Drowning in Contingency: Nonbeing in Frantz Fanon’s Black Skin, White Masks
Author:
Robyn Joy Coleman
Degree Date:
May, 2013
Committee Chairperson:
Grant Aubrey Farred
Call Number:
Thesis DT 3.5 2013 C654
Description:
84 leaves ; 29 cm.
Abstract:
In this project, I consider how a thinking of what nonbeing is informs our engagement with it in the context of Frantz Fanon’s Black Skin, White Masks. This perspective is largely distinct. Although nonbeing has been interpreted, and most predominately, as Fanon 's endeavor to explain the enduring and detrimental effects of colonialism on the black, scholars have yet to show an engagement with the existential tradition from which nonbeing comes prior to their interpretations. Among these articulations is the concern that Fanon and nonbeing represent two seemingly incompatible or, irreconcilable traditions - that of existentialism, of philosophy which is readily characterized as European, and what today, we have come to know of as black studies, a legacy in which Fanon is thought to be inevitably and unequivocally engrossed. The literature suggests that thinking Fanon and nonbeing has been an ideological struggle.

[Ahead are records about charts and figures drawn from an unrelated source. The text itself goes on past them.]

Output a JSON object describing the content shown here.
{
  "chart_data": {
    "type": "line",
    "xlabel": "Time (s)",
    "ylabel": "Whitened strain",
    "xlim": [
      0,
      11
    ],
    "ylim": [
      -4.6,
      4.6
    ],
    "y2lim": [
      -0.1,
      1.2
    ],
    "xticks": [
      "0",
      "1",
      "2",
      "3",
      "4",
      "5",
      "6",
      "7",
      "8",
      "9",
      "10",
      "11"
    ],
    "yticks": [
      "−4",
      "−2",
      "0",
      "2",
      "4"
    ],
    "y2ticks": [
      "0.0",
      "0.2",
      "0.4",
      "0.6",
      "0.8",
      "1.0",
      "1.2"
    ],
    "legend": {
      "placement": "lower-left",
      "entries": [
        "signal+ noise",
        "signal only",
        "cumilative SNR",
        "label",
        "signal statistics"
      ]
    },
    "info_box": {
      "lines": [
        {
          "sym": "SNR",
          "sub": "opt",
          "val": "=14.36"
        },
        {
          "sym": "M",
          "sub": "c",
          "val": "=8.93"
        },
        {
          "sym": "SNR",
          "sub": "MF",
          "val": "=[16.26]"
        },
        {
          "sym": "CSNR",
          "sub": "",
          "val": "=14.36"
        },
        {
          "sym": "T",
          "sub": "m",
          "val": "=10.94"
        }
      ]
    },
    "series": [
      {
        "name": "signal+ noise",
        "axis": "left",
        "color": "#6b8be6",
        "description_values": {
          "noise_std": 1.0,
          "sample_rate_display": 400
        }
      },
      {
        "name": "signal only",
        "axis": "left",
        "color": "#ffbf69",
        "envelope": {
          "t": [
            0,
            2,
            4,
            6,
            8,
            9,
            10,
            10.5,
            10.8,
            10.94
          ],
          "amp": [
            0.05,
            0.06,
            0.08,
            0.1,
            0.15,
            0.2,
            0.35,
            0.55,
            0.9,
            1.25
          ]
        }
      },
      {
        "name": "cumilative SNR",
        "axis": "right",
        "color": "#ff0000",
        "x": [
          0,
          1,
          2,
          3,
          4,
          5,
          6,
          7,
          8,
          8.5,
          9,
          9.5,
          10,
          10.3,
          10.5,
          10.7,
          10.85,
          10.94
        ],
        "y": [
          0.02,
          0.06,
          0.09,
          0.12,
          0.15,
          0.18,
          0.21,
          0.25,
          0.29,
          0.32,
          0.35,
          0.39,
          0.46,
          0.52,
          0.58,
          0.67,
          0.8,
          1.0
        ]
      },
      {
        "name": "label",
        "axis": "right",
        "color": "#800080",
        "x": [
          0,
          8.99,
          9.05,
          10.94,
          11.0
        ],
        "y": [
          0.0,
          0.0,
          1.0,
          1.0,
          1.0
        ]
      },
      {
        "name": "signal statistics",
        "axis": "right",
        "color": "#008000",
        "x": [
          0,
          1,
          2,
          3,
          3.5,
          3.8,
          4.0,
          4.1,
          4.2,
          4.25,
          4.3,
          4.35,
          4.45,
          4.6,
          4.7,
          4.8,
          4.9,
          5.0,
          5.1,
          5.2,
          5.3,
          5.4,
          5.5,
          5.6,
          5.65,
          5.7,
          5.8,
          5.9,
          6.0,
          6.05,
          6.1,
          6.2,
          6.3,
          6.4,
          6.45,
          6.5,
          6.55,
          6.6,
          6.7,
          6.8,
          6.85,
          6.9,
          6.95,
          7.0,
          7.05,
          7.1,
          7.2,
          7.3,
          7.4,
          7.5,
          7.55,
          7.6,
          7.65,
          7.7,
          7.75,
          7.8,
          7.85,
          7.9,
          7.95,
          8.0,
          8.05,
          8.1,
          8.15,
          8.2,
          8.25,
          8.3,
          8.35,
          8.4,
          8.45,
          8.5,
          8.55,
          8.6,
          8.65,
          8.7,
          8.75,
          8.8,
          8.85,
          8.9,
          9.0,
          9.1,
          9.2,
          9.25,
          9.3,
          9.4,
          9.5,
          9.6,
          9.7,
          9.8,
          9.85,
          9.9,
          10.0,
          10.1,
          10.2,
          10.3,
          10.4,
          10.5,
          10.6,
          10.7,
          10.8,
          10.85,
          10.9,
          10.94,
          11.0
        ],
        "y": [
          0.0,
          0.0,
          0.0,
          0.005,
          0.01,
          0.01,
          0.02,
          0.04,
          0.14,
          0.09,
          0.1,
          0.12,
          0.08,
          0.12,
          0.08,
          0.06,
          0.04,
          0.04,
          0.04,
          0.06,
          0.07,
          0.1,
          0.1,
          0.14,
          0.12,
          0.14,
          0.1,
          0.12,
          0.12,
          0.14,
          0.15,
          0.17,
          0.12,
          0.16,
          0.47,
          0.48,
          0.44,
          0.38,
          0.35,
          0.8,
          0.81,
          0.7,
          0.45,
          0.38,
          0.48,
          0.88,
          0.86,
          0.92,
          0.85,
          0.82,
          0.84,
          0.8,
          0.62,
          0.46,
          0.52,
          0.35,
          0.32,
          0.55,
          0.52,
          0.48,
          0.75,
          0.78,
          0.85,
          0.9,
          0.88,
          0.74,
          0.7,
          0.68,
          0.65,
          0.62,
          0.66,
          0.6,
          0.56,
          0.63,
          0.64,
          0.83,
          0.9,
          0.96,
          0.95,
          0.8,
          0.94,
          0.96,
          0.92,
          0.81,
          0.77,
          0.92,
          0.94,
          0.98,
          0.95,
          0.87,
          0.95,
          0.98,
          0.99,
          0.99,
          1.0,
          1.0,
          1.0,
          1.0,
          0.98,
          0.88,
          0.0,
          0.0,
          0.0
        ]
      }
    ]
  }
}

In conjunction with my explication of nonbeing, this project focuses on Aime Cesaire's Discourse on Colonialism and Jean-Paul Sartre's Anti-Semite and Jew as these theorists and their works have been associated with Fanon's thinking of nonbeing. This thesis is concerned with Fanon's individual specificity; the degree to which Fanon in Black Skin, White Masks is dependent on the ideological underpinnings of Cesaire and Sartre in his preoccupation of nonbeing and most importantly, his thinking for a new humanism. Through this approach, this project seeks to show that if any thinker is to be thought most succinctly with Fanon, so as to understand how he clears a path from non being to his new humanism in Black Skin, White Masks it is Martin Heidegger, beginning with his magnum opus Being and Time and continuing with Letter on Humanism.